Bezafibrate has been empirically used for the treatment of primary biliary cirrhosis. Although its clinical efficacy has been demonstrated, the therapeutic mechanism of action of this drug remains unclear. We suggested that multi-drug resistance (MDR) 3 plays an important role as a mediator of bezafibrate. We adopted a human hepatoma cell line to elucidate the up-regulating effect of bezafibrate. To analyze the effects on mRNA, the dose effect was assessed by slot-blot study, the time course by real time PCR, and the subcellular location was determined by in situ hybridization.
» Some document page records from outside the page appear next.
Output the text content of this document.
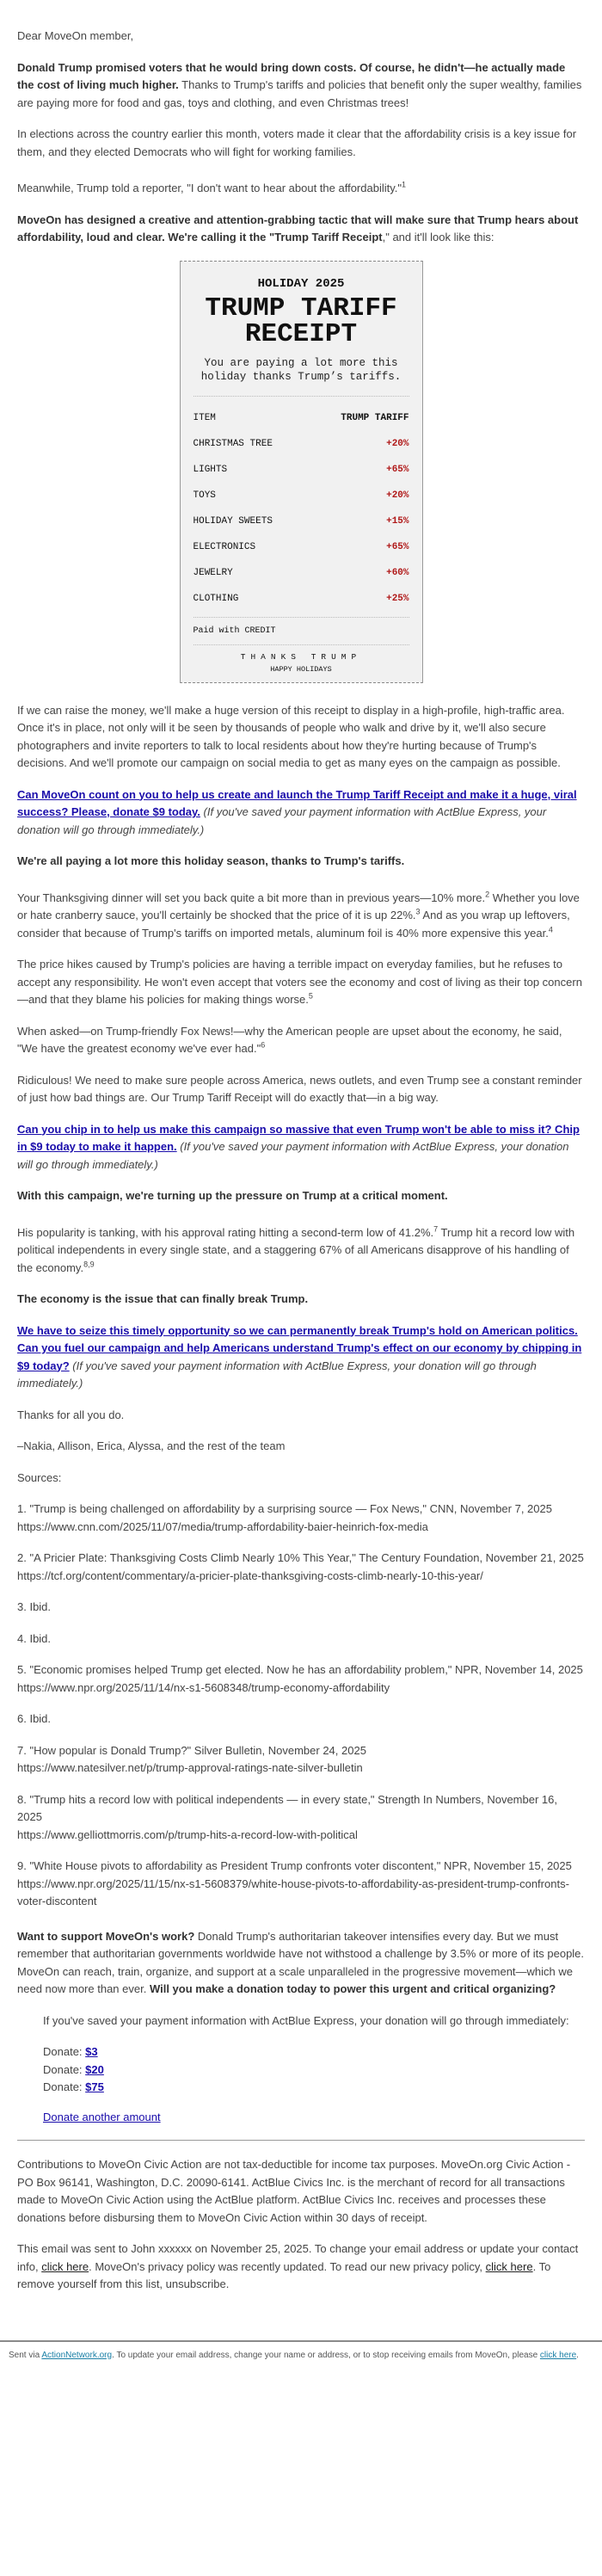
Dear MoveOn member,

Donald Trump promised voters that he would bring down costs. Of course, he didn't—he actually made the cost of living much higher. Thanks to Trump's tariffs and policies that benefit only the super wealthy, families are paying more for food and gas, toys and clothing, and even Christmas trees!

In elections across the country earlier this month, voters made it clear that the affordability crisis is a key issue for them, and they elected Democrats who will fight for working families.

Meanwhile, Trump told a reporter, "I don't want to hear about the affordability."$^1$

MoveOn has designed a creative and attention-grabbing tactic that will make sure that Trump hears about affordability, loud and clear. We're calling it the "Trump Tariff Receipt," and it'll look like this:

HOLIDAY 2025
TRUMP TARIFF RECEIPT
You are paying a lot more this holiday thanks Trump’s tariffs.
ITEM	TRUMP TARIFF
CHRISTMAS TREE	+20%
LIGHTS	+65%
TOYS	+20%
HOLIDAY SWEETS	+15%
ELECTRONICS	+65%
JEWELRY	+60%
CLOTHING	+25%
Paid with CREDIT
THANKS TRUMP
HAPPY HOLIDAYS

If we can raise the money, we'll make a huge version of this receipt to display in a high-profile, high-traffic area. Once it's in place, not only will it be seen by thousands of people who walk and drive by it, we'll also secure photographers and invite reporters to talk to local residents about how they're hurting because of Trump's decisions. And we'll promote our campaign on social media to get as many eyes on the campaign as possible.

Can MoveOn count on you to help us create and launch the Trump Tariff Receipt and make it a huge, viral success? Please, donate $9 today. (If you've saved your payment information with ActBlue Express, your donation will go through immediately.)

We're all paying a lot more this holiday season, thanks to Trump's tariffs.

Your Thanksgiving dinner will set you back quite a bit more than in previous years—10% more.$^2$ Whether you love or hate cranberry sauce, you'll certainly be shocked that the price of it is up 22%.$^3$ And as you wrap up leftovers, consider that because of Trump's tariffs on imported metals, aluminum foil is 40% more expensive this year.$^4$

The price hikes caused by Trump's policies are having a terrible impact on everyday families, but he refuses to accept any responsibility. He won't even accept that voters see the economy and cost of living as their top concern—and that they blame his policies for making things worse.$^5$

When asked—on Trump-friendly Fox News!—why the American people are upset about the economy, he said, "We have the greatest economy we've ever had."$^6$

Ridiculous! We need to make sure people across America, news outlets, and even Trump see a constant reminder of just how bad things are. Our Trump Tariff Receipt will do exactly that—in a big way.

Can you chip in to help us make this campaign so massive that even Trump won't be able to miss it? Chip in $9 today to make it happen. (If you've saved your payment information with ActBlue Express, your donation will go through immediately.)

With this campaign, we're turning up the pressure on Trump at a critical moment.

His popularity is tanking, with his approval rating hitting a second-term low of 41.2%.$^7$ Trump hit a record low with political independents in every single state, and a staggering 67% of all Americans disapprove of his handling of the economy.$^{8,9}$

The economy is the issue that can finally break Trump.

We have to seize this timely opportunity so we can permanently break Trump's hold on American politics. Can you fuel our campaign and help Americans understand Trump's effect on our economy by chipping in $9 today? (If you've saved your payment information with ActBlue Express, your donation will go through immediately.)

Thanks for all you do.

–Nakia, Allison, Erica, Alyssa, and the rest of the team

Sources:

1. "Trump is being challenged on affordability by a surprising source — Fox News," CNN, November 7, 2025
https://www.cnn.com/2025/11/07/media/trump-affordability-baier-heinrich-fox-media

2. "A Pricier Plate: Thanksgiving Costs Climb Nearly 10% This Year," The Century Foundation, November 21, 2025
https://tcf.org/content/commentary/a-pricier-plate-thanksgiving-costs-climb-nearly-10-this-year/

3. Ibid.

4. Ibid.

5. "Economic promises helped Trump get elected. Now he has an affordability problem," NPR, November 14, 2025
https://www.npr.org/2025/11/14/nx-s1-5608348/trump-economy-affordability

6. Ibid.

7. "How popular is Donald Trump?" Silver Bulletin, November 24, 2025
https://www.natesilver.net/p/trump-approval-ratings-nate-silver-bulletin

8. "Trump hits a record low with political independents — in every state," Strength In Numbers, November 16, 2025
https://www.gelliottmorris.com/p/trump-hits-a-record-low-with-political

9. "White House pivots to affordability as President Trump confronts voter discontent," NPR, November 15, 2025
https://www.npr.org/2025/11/15/nx-s1-5608379/white-house-pivots-to-affordability-as-president-trump-confronts-voter-discontent

Want to support MoveOn's work? Donald Trump's authoritarian takeover intensifies every day. But we must remember that authoritarian governments worldwide have not withstood a challenge by 3.5% or more of its people. MoveOn can reach, train, organize, and support at a scale unparalleled in the progressive movement—which we need now more than ever. Will you make a donation today to power this urgent and critical organizing?

If you've saved your payment information with ActBlue Express, your donation will go through immediately:

Donate: $3
Donate: $20
Donate: $75

Donate another amount

Contributions to MoveOn Civic Action are not tax-deductible for income tax purposes. MoveOn.org Civic Action - PO Box 96141, Washington, D.C. 20090-6141. ActBlue Civics Inc. is the merchant of record for all transactions made to MoveOn Civic Action using the ActBlue platform. ActBlue Civics Inc. receives and processes these donations before disbursing them to MoveOn Civic Action within 30 days of receipt.

This email was sent to John xxxxxx on November 25, 2025. To change your email address or update your contact info, click here. MoveOn's privacy policy was recently updated. To read our new privacy policy, click here. To remove yourself from this list, unsubscribe.

Sent via ActionNetwork.org. To update your email address, change your name or address, or to stop receiving emails from MoveOn, please click here.
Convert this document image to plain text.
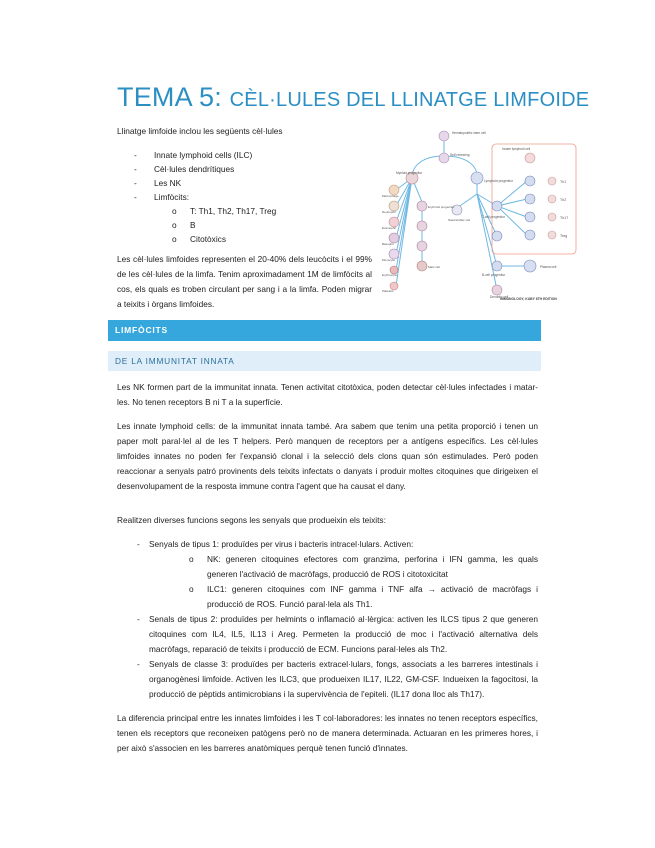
TEMA 5: CÈL·LULES DEL LLINATGE LIMFOIDE
Llinatge limfoide inclou les següents cèl·lules
- Innate lymphoid cells (ILC)
- Cèl·lules dendrítiques
- Les NK
- Limfòcits:
o T: Th1, Th2, Th17, Treg
o B
o Citotòxics
Les cèl·lules limfoides representen el 20-40% dels leucòcits i el 99% de les cèl·lules de la limfa. Tenim aproximadament 1M de limfòcits al cos, els quals es troben circulant per sang i a la limfa. Poden migrar a teixits i òrgans limfoides.
Hematopoietic stem cell
Self-renewing
Myeloid progenitor
Lymphoid progenitor
T-cell progenitor
B-cell progenitor
Innate lymphoid cell
Th1
Th2
Th17
Treg
Plasma cell
Dendritic cell
Macrophage
Neutrophil
Eosinophil
Basophil
Monocyte
Erythrocyte
Platelets
Mast cell
Natural killer cell
Erythroid progenitor
IMMUNOLOGY, KUBY 6TH EDITION
LIMFÒCITS
DE LA IMMUNITAT INNATA
Les NK formen part de la immunitat innata. Tenen activitat citotòxica, poden detectar cèl·lules infectades i matar-les. No tenen receptors B ni T a la superfície.
Les innate lymphoid cells: de la immunitat innata també. Ara sabem que tenim una petita proporció i tenen un paper molt paral·lel al de les T helpers. Però manquen de receptors per a antígens específics. Les cèl·lules limfoides innates no poden fer l'expansió clonal i la selecció dels clons quan són estimulades. Però poden reaccionar a senyals patró provinents dels teixits infectats o danyats i produir moltes citoquines que dirigeixen el desenvolupament de la resposta immune contra l'agent que ha causat el dany.
Realitzen diverses funcions segons les senyals que produeixin els teixits:
- Senyals de tipus 1: produïdes per virus i bacteris intracel·lulars. Activen:
o NK: generen citoquines efectores com granzima, perforina i IFN gamma, les quals generen l'activació de macròfags, producció de ROS i citotoxicitat
o ILC1: generen citoquines com INF gamma i TNF alfa → activació de macròfags i producció de ROS. Funció paral·lela als Th1.
- Senals de tipus 2: produïdes per helmints o inflamació al·lèrgica: activen les ILCS tipus 2 que generen citoquines com IL4, IL5, IL13 i Areg. Permeten la producció de moc i l'activació alternativa dels macròfags, reparació de teixits i producció de ECM. Funcions paral·leles als Th2.
- Senyals de classe 3: produïdes per bacteris extracel·lulars, fongs, associats a les barreres intestinals i organogènesi limfoide. Activen les ILC3, que produeixen IL17, IL22, GM-CSF. Indueixen la fagocitosi, la producció de pèptids antimicrobians i la supervivència de l'epiteli. (IL17 dona lloc als Th17).
La diferencia principal entre les innates limfoides i les T col·laboradores: les innates no tenen receptors específics, tenen els receptors que reconeixen patògens però no de manera determinada. Actuaran en les primeres hores, i per això s'associen en les barreres anatòmiques perquè tenen funció d'innates.
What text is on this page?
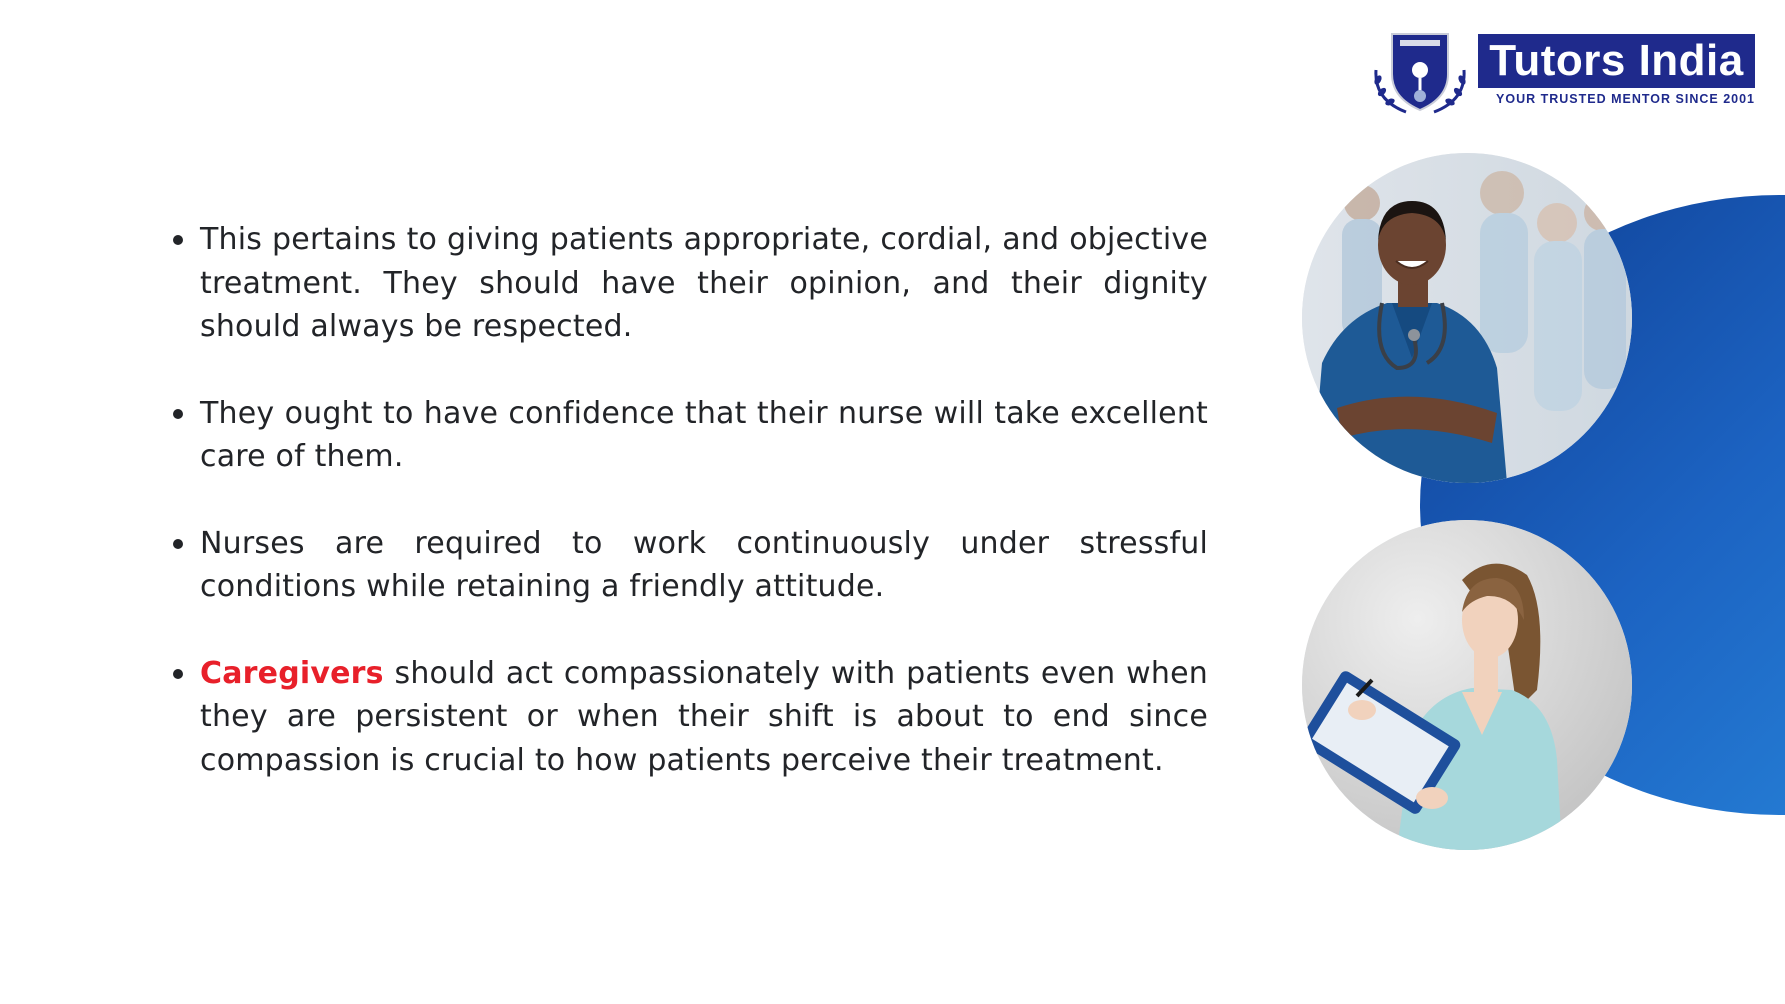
Tutors India
YOUR TRUSTED MENTOR SINCE 2001
This pertains to giving patients appropriate, cordial, and objective treatment. They should have their opinion, and their dignity should always be respected.
They ought to have confidence that their nurse will take excellent care of them.
Nurses are required to work continuously under stressful conditions while retaining a friendly attitude.
Caregivers should act compassionately with patients even when they are persistent or when their shift is about to end since compassion is crucial to how patients perceive their treatment.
The results revealed that MDR3 mRNA reached a peak level 12h after the administration of bezafibrate, and dose dependency was observed. We also investigated the interaction of bile acid and bezafibrate. A low dose of chenodeoxycholic acid could become a co-effecter of bezafibrate. In the protein analysis, a precursor protein was induced by bezafibrate. Even in the cell line endogenously expressing MDR3, the expression of the protein was found to be modulated. We identified MDR3 mRNA in the livers of PBC patients using a sensitive in situ hybridization study. The present findings indicate that PBC patients can respond to bezafibrate, and therefore receive clinical benefits from this medication.